Nach dem Beben wächst die Verzweiflung

von Redaktion

UN gehen von insgesamt 50 000 Todesopfern aus – Tumulte und Festnahmen in der Türkei

Aleppo/Ankara – Fast eine Woche nach der Erdbebenkatastrophe im syrisch-türkischen Grenzgebiet schwindet die Hoffnung, Überlebenden zu finden. Laut Schätzungen der Vereinten Nationen könnte die Zahl der Todesopfer noch auf 50 000 oder mehr steigen. Momentan liegt die Zahl der Toten offiziell bei über 33 000 – doch in den Trümmern werden immer wieder neue Leichen gefunden.

Durch die vielen ungeborgenen Leichen könnte das Wasser verunreinigt werden. „In den Regionen, wo Menschen keinen Zugang zu sauberem Trinkwasser haben, drohen irgendwann Seuchen“, sagte Thomas Geiner, Teil des Teams der Katastrophenhelfer vom Verein Navis. Ziel sei es, Hilfe zu leisten überall dort, wo sie benötigt werden. Dies sei jedoch bei der Größe der Region, die flächenmäßig größer als Deutschland ist, so gut wie unmöglich.

Wegen des Ausmaßes der Zerstörungen und der schwierigen Zugänglichkeit ist es besonders in Syrien eine enorme Herausforderung, die Helfer und Hilfsgüter in die betroffenen Gebiete zu bringen. Viele Menschen können nicht in ihre Häuser zurück, „weil sie stark einsturzgefährdet sind. Es gibt nur eine rudimentäre technische Ausstattung und Gerätschaft, um die Häuser zu stabilisieren und den Schutt wegzuräumen“, sagte Robert Chelhod, der Projektkoordinator des Hilfswerkes missio Aachen in Syrien. Nach UN-Schätzungen könnten alleine in Syrien bis zu 5,3 Millionen Menschen durch das Beben obdachlos geworden sein. Die Weltgesundheitsorganisation (WHO) schätzt, dass allein in Aleppo mehr als 200 000 Menschen ihr Dach über dem Kopf verloren haben. Auch mehrere Krankenhäuser und medizinische Ausrüstung seien beschädigt.

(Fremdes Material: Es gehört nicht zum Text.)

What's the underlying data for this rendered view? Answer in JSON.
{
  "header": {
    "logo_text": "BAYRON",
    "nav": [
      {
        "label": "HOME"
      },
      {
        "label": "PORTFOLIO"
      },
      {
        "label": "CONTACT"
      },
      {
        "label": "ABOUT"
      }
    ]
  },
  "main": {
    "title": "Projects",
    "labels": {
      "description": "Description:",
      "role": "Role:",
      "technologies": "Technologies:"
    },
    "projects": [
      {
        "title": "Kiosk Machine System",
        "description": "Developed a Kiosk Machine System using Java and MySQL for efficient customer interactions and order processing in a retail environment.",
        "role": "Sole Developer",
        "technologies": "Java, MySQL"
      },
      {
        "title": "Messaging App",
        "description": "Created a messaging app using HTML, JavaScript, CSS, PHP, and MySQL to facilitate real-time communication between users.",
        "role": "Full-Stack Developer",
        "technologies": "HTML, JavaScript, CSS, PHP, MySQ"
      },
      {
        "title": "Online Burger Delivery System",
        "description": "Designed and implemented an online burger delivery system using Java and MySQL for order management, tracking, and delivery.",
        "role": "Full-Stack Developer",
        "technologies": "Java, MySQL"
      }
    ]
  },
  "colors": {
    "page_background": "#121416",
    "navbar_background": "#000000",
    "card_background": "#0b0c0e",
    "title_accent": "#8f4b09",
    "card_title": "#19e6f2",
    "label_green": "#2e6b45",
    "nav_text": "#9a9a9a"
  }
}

Aleppo liegt im Nordwesten Syriens und wird von der Regierung in Damaskus kontrolliert. Die in den Rebellenregionen aktive Rettungsorganisation Weißhelme hatte sich bitter über mangelnde UN-Hilfe nach dem Erbeben beklagt. „Wir haben die Menschen im Nordwesten Syriens bisher im Stich gelassen“, erklärte auch UN-Nothilfekoordinator Martin Griffiths am Sonntag auf Twitter. Die Betroffenen fühlten sich „zuRecht“ alleingelassen.

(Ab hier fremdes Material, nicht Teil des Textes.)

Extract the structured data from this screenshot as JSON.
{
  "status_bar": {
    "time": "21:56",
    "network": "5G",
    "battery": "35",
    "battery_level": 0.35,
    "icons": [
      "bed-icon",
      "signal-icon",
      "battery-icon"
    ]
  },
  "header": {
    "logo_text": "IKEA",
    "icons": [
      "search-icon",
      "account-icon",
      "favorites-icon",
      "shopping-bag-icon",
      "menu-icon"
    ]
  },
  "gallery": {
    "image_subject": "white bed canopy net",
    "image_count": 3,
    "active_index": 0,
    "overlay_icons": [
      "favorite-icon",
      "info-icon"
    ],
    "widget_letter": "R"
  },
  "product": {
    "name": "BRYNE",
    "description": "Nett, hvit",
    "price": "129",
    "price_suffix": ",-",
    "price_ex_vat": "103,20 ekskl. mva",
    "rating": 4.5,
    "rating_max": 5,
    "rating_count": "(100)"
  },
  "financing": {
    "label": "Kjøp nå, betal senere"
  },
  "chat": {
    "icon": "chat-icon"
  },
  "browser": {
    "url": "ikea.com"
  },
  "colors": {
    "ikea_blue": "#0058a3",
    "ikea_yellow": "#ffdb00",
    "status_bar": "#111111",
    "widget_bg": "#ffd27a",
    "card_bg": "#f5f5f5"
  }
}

Nach Jahren des Bürgerkriegs in Syrien seien viele Menschen „einfach kraftlos“, berichtet auch Chelhod. Inzwischen wachse auch bei den Helfen die Verzweiflung. „Wir hatten die Hoffnung auf eine bessere Zukunft, aber die Verzweiflung greift nach dieser Katastrophe immer mehr um sich.“

Trotz allem gab es nach mehreren Tagen noch immer Wunderrettungen: Nach 128 Stunden konnte ein zwei Monate alter Säugling in der osttürkischen Provinz Hatay gerettet werden. Ebenfalls in Hatay überlebte die Zwölfjährige Cutie unter den Trümmern. Nach 140 Stunden ist ein sieben Monate altes Baby aus den Trümmern in der Südosttürkei gerettet worden. Helfer aus El Salvador bargen gestern einen fünfjährigen Jungen und eine Frau nach sogar 150 Stunden.

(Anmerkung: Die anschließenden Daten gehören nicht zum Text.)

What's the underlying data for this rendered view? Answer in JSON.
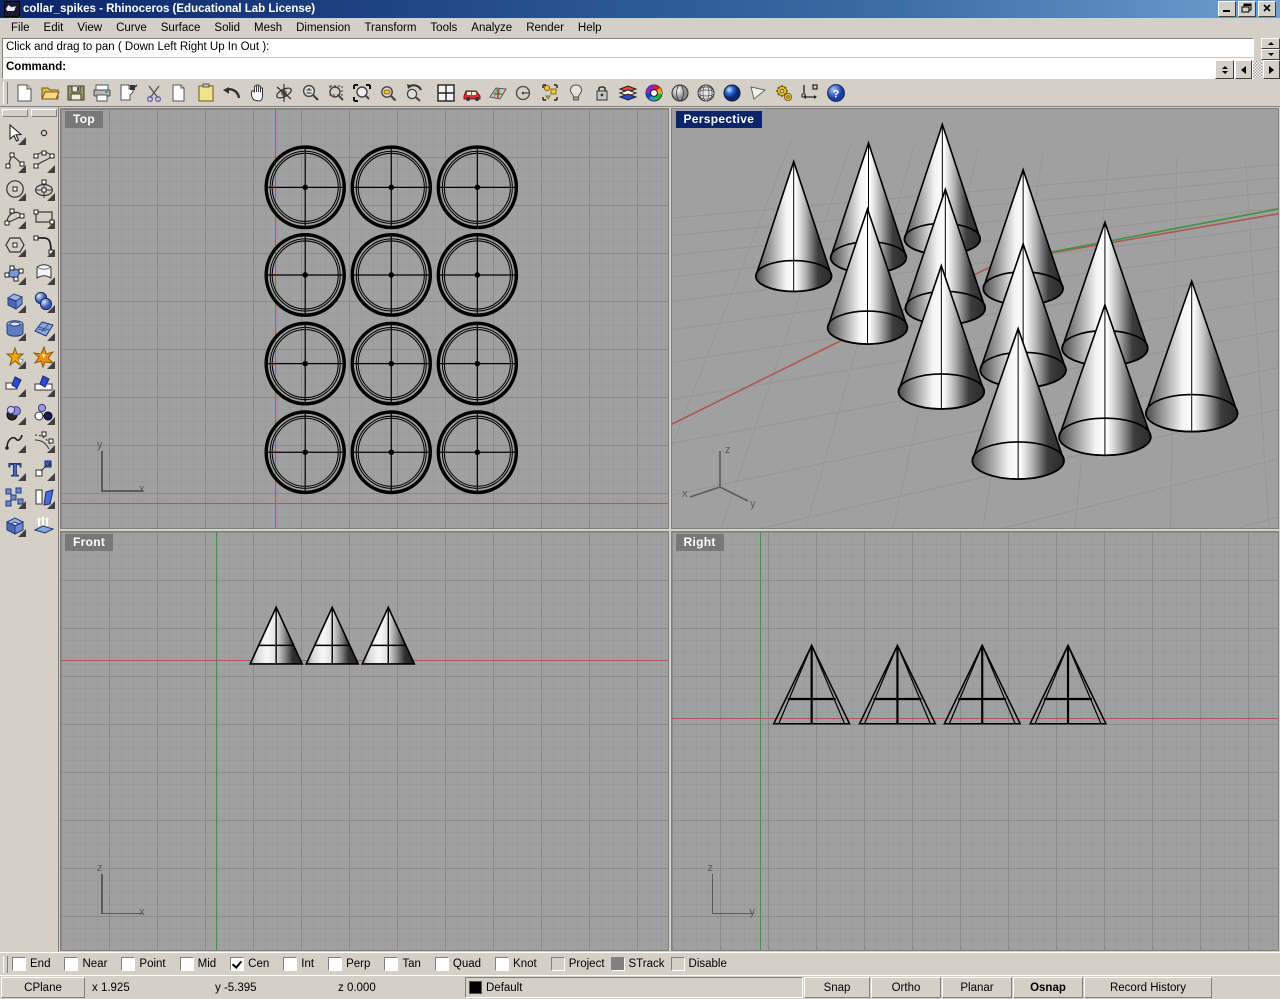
{
  "window": {
    "title": "collar_spikes - Rhinoceros (Educational Lab License)",
    "icon": "rhino-logo-icon",
    "buttons": {
      "minimize": "_",
      "restore": "❐",
      "close": "✕"
    }
  },
  "menubar": {
    "items": [
      {
        "label": "File"
      },
      {
        "label": "Edit"
      },
      {
        "label": "View"
      },
      {
        "label": "Curve"
      },
      {
        "label": "Surface"
      },
      {
        "label": "Solid"
      },
      {
        "label": "Mesh"
      },
      {
        "label": "Dimension"
      },
      {
        "label": "Transform"
      },
      {
        "label": "Tools"
      },
      {
        "label": "Analyze"
      },
      {
        "label": "Render"
      },
      {
        "label": "Help"
      }
    ]
  },
  "command_area": {
    "history": "Click and drag to pan ( Down  Left  Right  Up  In  Out ):",
    "prompt": "Command:",
    "input_value": ""
  },
  "toolbar": {
    "buttons": [
      {
        "name": "new-file-icon",
        "tip": "New"
      },
      {
        "name": "open-file-icon",
        "tip": "Open"
      },
      {
        "name": "save-file-icon",
        "tip": "Save"
      },
      {
        "name": "print-icon",
        "tip": "Print"
      },
      {
        "name": "copy-to-clipboard-icon",
        "tip": "Copy to clipboard"
      },
      {
        "name": "cut-scissors-icon",
        "tip": "Cut"
      },
      {
        "name": "copy-icon",
        "tip": "Copy"
      },
      {
        "name": "paste-icon",
        "tip": "Paste"
      },
      {
        "name": "undo-arrow-icon",
        "tip": "Undo"
      },
      {
        "name": "pan-hand-icon",
        "tip": "Pan"
      },
      {
        "name": "rotate-view-icon",
        "tip": "Rotate view"
      },
      {
        "name": "zoom-in-out-icon",
        "tip": "Zoom"
      },
      {
        "name": "zoom-window-icon",
        "tip": "Zoom window"
      },
      {
        "name": "zoom-extents-icon",
        "tip": "Zoom extents"
      },
      {
        "name": "zoom-selected-icon",
        "tip": "Zoom selected"
      },
      {
        "name": "undo-view-change-icon",
        "tip": "Undo view change"
      },
      {
        "name": "viewport-layout-icon",
        "tip": "Viewport layout"
      },
      {
        "name": "render-preview-car-icon",
        "tip": "Render preview"
      },
      {
        "name": "grid-surface-icon",
        "tip": "Grid"
      },
      {
        "name": "circle-tool-icon",
        "tip": "Circle"
      },
      {
        "name": "select-objects-icon",
        "tip": "Select objects"
      },
      {
        "name": "light-bulb-icon",
        "tip": "Lights"
      },
      {
        "name": "lock-icon",
        "tip": "Lock"
      },
      {
        "name": "layers-icon",
        "tip": "Layers"
      },
      {
        "name": "color-wheel-icon",
        "tip": "Object color"
      },
      {
        "name": "shaded-sphere-icon",
        "tip": "Shaded viewport"
      },
      {
        "name": "wireframe-sphere-icon",
        "tip": "Wireframe viewport"
      },
      {
        "name": "render-sphere-icon",
        "tip": "Render"
      },
      {
        "name": "spotlight-icon",
        "tip": "Spotlight"
      },
      {
        "name": "options-gears-icon",
        "tip": "Options"
      },
      {
        "name": "dimension-icon",
        "tip": "Dimension"
      },
      {
        "name": "help-icon",
        "tip": "Help"
      }
    ]
  },
  "sidebar": {
    "left_column": [
      {
        "name": "select-arrow-icon"
      },
      {
        "name": "polyline-icon"
      },
      {
        "name": "circle-icon"
      },
      {
        "name": "arc-icon"
      },
      {
        "name": "polygon-icon"
      },
      {
        "name": "control-points-icon"
      },
      {
        "name": "box-icon"
      },
      {
        "name": "cylinder-icon"
      },
      {
        "name": "boolean-icon"
      },
      {
        "name": "split-icon"
      },
      {
        "name": "boolean-union-icon"
      },
      {
        "name": "curve-icon"
      },
      {
        "name": "text-tool-icon"
      },
      {
        "name": "array-icon"
      },
      {
        "name": "cap-icon"
      }
    ],
    "right_column": [
      {
        "name": "point-icon"
      },
      {
        "name": "curve-interp-icon"
      },
      {
        "name": "ellipse-icon"
      },
      {
        "name": "rectangle-icon"
      },
      {
        "name": "corner-curve-icon"
      },
      {
        "name": "surface-icon"
      },
      {
        "name": "sphere-union-icon"
      },
      {
        "name": "surface-grid-icon"
      },
      {
        "name": "explode-icon"
      },
      {
        "name": "trim-icon"
      },
      {
        "name": "booleans-icon"
      },
      {
        "name": "offset-curve-icon"
      },
      {
        "name": "move-icon"
      },
      {
        "name": "mirror-icon"
      },
      {
        "name": "extrude-icon"
      }
    ]
  },
  "viewports": [
    {
      "name": "top",
      "label": "Top",
      "active": false,
      "display_mode": "wireframe",
      "axis_labels": {
        "horizontal": "x",
        "vertical": "y"
      },
      "geometry": {
        "shape": "cone",
        "count": 12,
        "columns": 3,
        "rows": 4,
        "view": "circles-top-down"
      }
    },
    {
      "name": "perspective",
      "label": "Perspective",
      "active": true,
      "display_mode": "shaded",
      "axis_labels": {
        "up": "z",
        "left": "x",
        "right": "y"
      },
      "geometry": {
        "shape": "cone",
        "count": 12,
        "columns": 3,
        "rows": 4,
        "view": "shaded-3d"
      }
    },
    {
      "name": "front",
      "label": "Front",
      "active": false,
      "display_mode": "shaded",
      "axis_labels": {
        "horizontal": "x",
        "vertical": "z"
      },
      "geometry": {
        "shape": "cone",
        "count": 3,
        "view": "shaded-triangles"
      }
    },
    {
      "name": "right",
      "label": "Right",
      "active": false,
      "display_mode": "wireframe",
      "axis_labels": {
        "horizontal": "y",
        "vertical": "z"
      },
      "geometry": {
        "shape": "cone",
        "count": 4,
        "view": "wireframe-triangles"
      }
    }
  ],
  "osnap": {
    "items": [
      {
        "label": "End",
        "checked": false,
        "style": "white"
      },
      {
        "label": "Near",
        "checked": false,
        "style": "white"
      },
      {
        "label": "Point",
        "checked": false,
        "style": "white"
      },
      {
        "label": "Mid",
        "checked": false,
        "style": "white"
      },
      {
        "label": "Cen",
        "checked": true,
        "style": "white"
      },
      {
        "label": "Int",
        "checked": false,
        "style": "white"
      },
      {
        "label": "Perp",
        "checked": false,
        "style": "white"
      },
      {
        "label": "Tan",
        "checked": false,
        "style": "white"
      },
      {
        "label": "Quad",
        "checked": false,
        "style": "white"
      },
      {
        "label": "Knot",
        "checked": false,
        "style": "white"
      },
      {
        "label": "Project",
        "checked": false,
        "style": "gray"
      },
      {
        "label": "STrack",
        "checked": false,
        "style": "dark"
      },
      {
        "label": "Disable",
        "checked": false,
        "style": "gray"
      }
    ]
  },
  "statusbar": {
    "cplane": "CPlane",
    "coord_x": "x 1.925",
    "coord_y": "y -5.395",
    "coord_z": "z 0.000",
    "layer": "Default",
    "layer_color": "#000000",
    "buttons": [
      {
        "label": "Snap",
        "active": false
      },
      {
        "label": "Ortho",
        "active": false
      },
      {
        "label": "Planar",
        "active": false
      },
      {
        "label": "Osnap",
        "active": true
      },
      {
        "label": "Record History",
        "active": false
      }
    ]
  },
  "colors": {
    "viewport_bg": "#a0a0a0",
    "axis_x": "#b05858",
    "axis_y": "#3f9440",
    "active_label_bg": "#0a246a",
    "inactive_label_bg": "#787878",
    "chrome": "#d4d0c8"
  }
}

Gleichzeitig wachsen aber Verzweiflung und Wut. Am Samstag berichtete das Technische Hilfswerk (THW), dass sich die Sicherheitslage in der Region Hatay geändert haben soll. Es gebe „zunehmend Berichte über Auseinandersetzungen zwischen verschiedenen Gruppierungen, auch Schüsse sollen gefallen sein“. Deswegen haben die deutschen Helfer ihre Arbeit unterbrochen. „Grund dafür scheinen unter anderem die Verknappung von Lebensmitteln und die schwierige Wasserversorgung im Erdbebengebiet“, teilten THW und die Hilfsorganisation I.S.A.R Germany mit. I.S.A.R-Sprecher Steven Bayer erklärte: „Es ist festzustellen, dass die Trauer langsam der Wut weicht.“

Nachdem in der Türkei etliche Gebäude einstürzten, wurden am Wochenende zahlreiche Haftbefehle erlassen. Die Beschuldigten sollen für Baumängel verantwortlich sein, die den Einsturz der Gebäude begünstigt hätten. Ihm Rahmen dieser Ermittlungen seien bisher 62 Haftbefehle erlassen worden. Laut der türkischen Nachrichtenagentur DHA sollen bereits zwölf Menschen festgenommen worden sein – darunter mehrere Bauunternehmer aus den Provinzen Gaziantep und Sanliurfa.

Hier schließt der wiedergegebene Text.